The 2020-2021 winter season is now in the books and for many of us who have been through several Wisconsin winters, this one seemed to be a fairly easy one to get through.
We we’re off to a mild start to the winter season with average temperatures in December over six degrees above average. Snowfall was lacking as we picked up just over eight inches of snow for the month.
The mild trended lasted into January with out average temperature for the month once again over six degrees above average. Our snow deficit continues as Green Bay only saw 5.5 inches of snow for the month.
After a mild start to February, we felt over a two week stretch with highs that we’re well below average. Even with a warm up the last few days of the month, it wasn’t enough to overcome that deficit as our average temperature ended up almost six degrees below average. We did see some more wintry weather as our monthly snowfall ended up 1.9″ above average.
As a whole, the winter season saw temperatures 4.4 degrees above average with snowfall well below average by 10.4″.
The warmest day of the season was on December 10th when the high soared to 51 degrees. The snowiest day was February 4th after 6.4″ of snow was recorded.
Across the state of Wisconsin temperatures were near or above average for the winter season for most of the state. Average temperatures were slightly below normal for southern counties.
When it comes to precipitation and snowfall, much like Green Bay, the state also had a rather dry season.
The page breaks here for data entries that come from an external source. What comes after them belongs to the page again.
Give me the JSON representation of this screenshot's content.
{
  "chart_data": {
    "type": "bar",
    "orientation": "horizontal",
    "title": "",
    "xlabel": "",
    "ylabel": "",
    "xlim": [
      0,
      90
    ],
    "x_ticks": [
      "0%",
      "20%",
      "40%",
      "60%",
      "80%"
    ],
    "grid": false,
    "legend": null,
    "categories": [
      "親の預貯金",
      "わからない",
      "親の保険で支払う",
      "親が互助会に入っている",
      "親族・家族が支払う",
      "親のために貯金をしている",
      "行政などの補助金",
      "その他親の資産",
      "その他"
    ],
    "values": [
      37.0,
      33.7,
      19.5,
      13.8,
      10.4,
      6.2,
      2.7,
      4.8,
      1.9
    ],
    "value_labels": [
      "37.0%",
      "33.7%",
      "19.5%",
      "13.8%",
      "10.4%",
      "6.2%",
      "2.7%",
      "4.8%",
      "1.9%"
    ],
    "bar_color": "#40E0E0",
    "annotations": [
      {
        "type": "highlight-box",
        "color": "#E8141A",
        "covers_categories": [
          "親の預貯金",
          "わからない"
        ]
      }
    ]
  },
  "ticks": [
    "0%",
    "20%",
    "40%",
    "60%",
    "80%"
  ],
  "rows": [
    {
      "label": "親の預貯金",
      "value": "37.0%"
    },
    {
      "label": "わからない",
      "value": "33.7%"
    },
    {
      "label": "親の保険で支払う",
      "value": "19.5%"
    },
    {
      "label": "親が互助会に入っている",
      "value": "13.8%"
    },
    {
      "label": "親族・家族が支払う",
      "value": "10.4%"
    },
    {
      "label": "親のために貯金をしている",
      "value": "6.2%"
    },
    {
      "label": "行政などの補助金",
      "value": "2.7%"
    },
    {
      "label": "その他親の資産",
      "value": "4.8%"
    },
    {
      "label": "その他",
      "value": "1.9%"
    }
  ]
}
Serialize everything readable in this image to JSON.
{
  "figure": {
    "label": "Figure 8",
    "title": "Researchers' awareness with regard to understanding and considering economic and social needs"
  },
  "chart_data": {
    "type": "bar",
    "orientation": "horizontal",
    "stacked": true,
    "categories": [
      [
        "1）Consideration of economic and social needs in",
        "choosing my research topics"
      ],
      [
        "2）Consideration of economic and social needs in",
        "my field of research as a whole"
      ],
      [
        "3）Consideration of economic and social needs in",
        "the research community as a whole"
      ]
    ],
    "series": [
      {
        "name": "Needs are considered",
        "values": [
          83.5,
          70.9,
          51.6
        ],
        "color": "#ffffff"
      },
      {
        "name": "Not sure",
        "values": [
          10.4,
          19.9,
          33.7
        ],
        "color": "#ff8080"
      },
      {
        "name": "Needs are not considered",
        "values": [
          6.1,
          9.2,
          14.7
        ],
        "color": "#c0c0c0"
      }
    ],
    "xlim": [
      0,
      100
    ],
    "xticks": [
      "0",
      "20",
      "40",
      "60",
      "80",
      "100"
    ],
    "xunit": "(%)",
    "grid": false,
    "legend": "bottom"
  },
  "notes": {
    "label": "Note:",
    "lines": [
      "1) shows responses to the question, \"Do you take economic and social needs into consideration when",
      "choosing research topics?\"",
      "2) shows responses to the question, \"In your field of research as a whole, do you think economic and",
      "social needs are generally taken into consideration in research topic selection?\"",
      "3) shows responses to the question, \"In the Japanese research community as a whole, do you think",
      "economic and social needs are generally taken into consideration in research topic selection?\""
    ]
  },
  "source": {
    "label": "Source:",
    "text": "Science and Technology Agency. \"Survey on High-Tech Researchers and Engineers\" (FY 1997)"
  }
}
All across the state conditions were drier compared to average. In terms of snowfall, most of Wisconsin also saw below average measurements. The one exception was across southern Wisconsin where snowfall totals exceeded seasonal normal values.
As we look ahead to the spring season the Climate Prediction Center is showing much of the United States could see temperatures that end up above average for March through May. Locations across the northwest could be slightly cooler than average.
When it comes to precipitation, the northwest as well as the Great Lakes regions have the potential to see above average amounts. Drier conditions may exist across the gulf coast and southwestern areas.